The Archbishop of Dublin, Dr Desmond Connell, has warned that "the climate of criticism and, at times, downright hostility towards the church" is making young people ashamed of their history and their Catholic past.
Addressing religious education teachers graduating from Mater Dei Institute in Dublin yesterday, Dr Connell said "a people ashamed of its history is a people deprived of identity and roots.
"A self-confident generation on the other hand is formed by teachers who are convinced of the values they seek to pass on and who know how to place inevitable human weakness in a perspective of justice, of compassion, of determination to do better in the future.
"None of what I say is intended to deny or diminish the heartrending abuses that occurred in Irish society and, when those abuses were perpetrated by people identified with the church, the scandal has been all the greater, but too little is heard about the historical context and the pitfalls of anachronism. A healthy society will acknowledge and take steps to remedy its past abuses, but its strength will come not from wholesale rejection of its past but from reliance on the forces that created the integrity of its tradition and rendered it attentive to advances in experience and knowledge."

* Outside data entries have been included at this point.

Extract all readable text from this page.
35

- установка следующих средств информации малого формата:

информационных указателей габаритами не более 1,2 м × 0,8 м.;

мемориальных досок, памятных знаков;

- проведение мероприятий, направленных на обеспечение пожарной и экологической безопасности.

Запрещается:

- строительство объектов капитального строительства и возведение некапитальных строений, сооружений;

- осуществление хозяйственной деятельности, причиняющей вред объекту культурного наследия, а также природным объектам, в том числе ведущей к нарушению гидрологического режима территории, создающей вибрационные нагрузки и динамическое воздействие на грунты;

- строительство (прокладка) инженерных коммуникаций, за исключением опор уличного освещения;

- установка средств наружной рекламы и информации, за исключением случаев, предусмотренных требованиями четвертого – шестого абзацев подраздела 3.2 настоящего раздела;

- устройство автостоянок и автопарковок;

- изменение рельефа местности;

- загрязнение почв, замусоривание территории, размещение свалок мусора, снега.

Dr Connell warned against a distorted remembrance of the past, "a blinkered hindsight". He noted how little was heard about poverty in Ireland in the 1930s.
"Nobody has analysed the annual budgets over the last 50 years to help us guess how much support the State was able to provide for the task of caring for the destitute, a task which was accepted by generations of religious. The church, utterly dependent on the support of a Catholic, largely impoverished community, cared for the poor and the State was content so to leave it."
"Why do I say these things? For one reason only - to ask for justice towards the church and to challenge the kind of revisionism that is making our children ashamed of their past. This leaves them without a tradition to provide an identity, and rootless before accelerating winds of change. It will be your task to help restore pride in our Catholic heritage and to inspire renewed joy in our faith."
He said the 1937 Constitution was "now derided as a Catholic document, but I am proud of whatever may have been the Catholic influence that helped to shape it. In the darkness of the Europe of the time, from Spain to Soviet Russia, it was a beacon of light for its vindication of personal dignity and its firm assertion of natural rights against the inroads of political expediency.
"It is widely assumed that the influence of the Catholic Church was repressive, especially when judged in the light of our current permissive culture," he went on, "but more than 40 years after Parnell, the British - for similar reasons - dismissed their king from his throne in 1936, and now more than 100 years later, the heir to the throne is under discussion about his matrimonial prospects."
On the adoptions of Irish children by US Catholic families in the 1950s, Dr Connell said "they were roundly condemned in programme after programme for the cruelty perpetrated by the church in facilitating the removal of the children from the country.
"No doubt, with hindsight, one would be more careful today, but a few months later, the media hailed as a joyful event the adoption of a child from China. Apparently it was perverse to send children to a cognate culture, the United States, but altogether commendable to receive a child in Ireland from a totally alien culture. How far is this from hypocrisy?"